For us, it is particularly good to see our Alliance colleague Naomi Long take up the post of Justice Minister in the Executive. We offer her our heartfelt congratulations. Naomi has been a Member of the House of Commons and a staunch defender of the rule of law. She has often put her personal safety at risk to stand up to criminal and paramilitary elements in Northern Ireland. She will be a committed and effective Minister, and we wish her the very best in her new role.

I particularly welcome the news that integrated schools, such as Cliftonville Integrated Primary School and Glencraig Primary School, will receive a share of the £45 million school enhancement programme that has been announced.

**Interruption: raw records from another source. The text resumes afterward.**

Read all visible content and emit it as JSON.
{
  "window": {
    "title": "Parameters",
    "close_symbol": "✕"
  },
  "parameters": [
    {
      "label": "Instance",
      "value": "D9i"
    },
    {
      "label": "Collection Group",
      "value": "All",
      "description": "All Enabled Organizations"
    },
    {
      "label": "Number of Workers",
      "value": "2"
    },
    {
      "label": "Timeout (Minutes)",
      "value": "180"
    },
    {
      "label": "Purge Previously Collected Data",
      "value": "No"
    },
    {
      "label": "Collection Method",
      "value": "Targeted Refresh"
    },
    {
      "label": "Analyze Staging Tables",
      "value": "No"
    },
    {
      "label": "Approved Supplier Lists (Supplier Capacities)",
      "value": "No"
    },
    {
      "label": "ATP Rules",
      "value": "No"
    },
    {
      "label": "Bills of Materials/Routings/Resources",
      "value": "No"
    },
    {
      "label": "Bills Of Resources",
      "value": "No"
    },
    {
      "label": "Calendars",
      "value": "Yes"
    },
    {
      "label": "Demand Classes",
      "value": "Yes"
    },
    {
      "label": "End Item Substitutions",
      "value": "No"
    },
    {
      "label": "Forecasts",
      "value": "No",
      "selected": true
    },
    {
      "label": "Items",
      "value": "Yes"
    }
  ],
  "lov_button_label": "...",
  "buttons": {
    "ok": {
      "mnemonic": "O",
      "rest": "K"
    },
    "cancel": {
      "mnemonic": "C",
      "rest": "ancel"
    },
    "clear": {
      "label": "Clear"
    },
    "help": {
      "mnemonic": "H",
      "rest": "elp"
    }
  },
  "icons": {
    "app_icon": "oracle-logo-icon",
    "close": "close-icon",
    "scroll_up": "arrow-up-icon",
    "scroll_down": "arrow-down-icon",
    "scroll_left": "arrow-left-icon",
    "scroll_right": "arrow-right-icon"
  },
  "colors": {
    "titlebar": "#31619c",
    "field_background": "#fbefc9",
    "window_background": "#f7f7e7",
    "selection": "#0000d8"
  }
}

The community in Northern Ireland benefits greatly from educating children together. These are great examples of schools where children of different religions, traditions and cultures are welcomed and treated equally. I have visited integrated schools and can see the positive environment they create. Can the Government provide more information on steps that will be taken to improve community relations in Northern Ireland and how they will work with the parties to ensure there is a genuine shared future for all? The Secretary of State made clear that this was not just about getting the Assembly back but trying to move forward to a more positive future.

As the Northern Ireland protocol unfolds and Brexit moves into a detail phase, it is of course welcome that the people of Northern Ireland will have a voice and a seat at the table. But the challenges are immense, new funding is essential and we must avoid backsliding into the old ways. Can the Minister explain how the proposed UK Government-Northern Ireland joint board referred to by the noble Lord, Lord Murphy, will operate, who will be on it and what its authority will be?

In conclusion, we all welcome a fresh start. We do not underestimate the challenges of restoring normality or dealing with Brexit but sincerely hope that, rather than just a “New Decade, New Approach”, this will stick and deliver for the people of Northern Ireland and the UK for the long term, and that we will not face the prospect of a collapse of the Executive and Assembly again.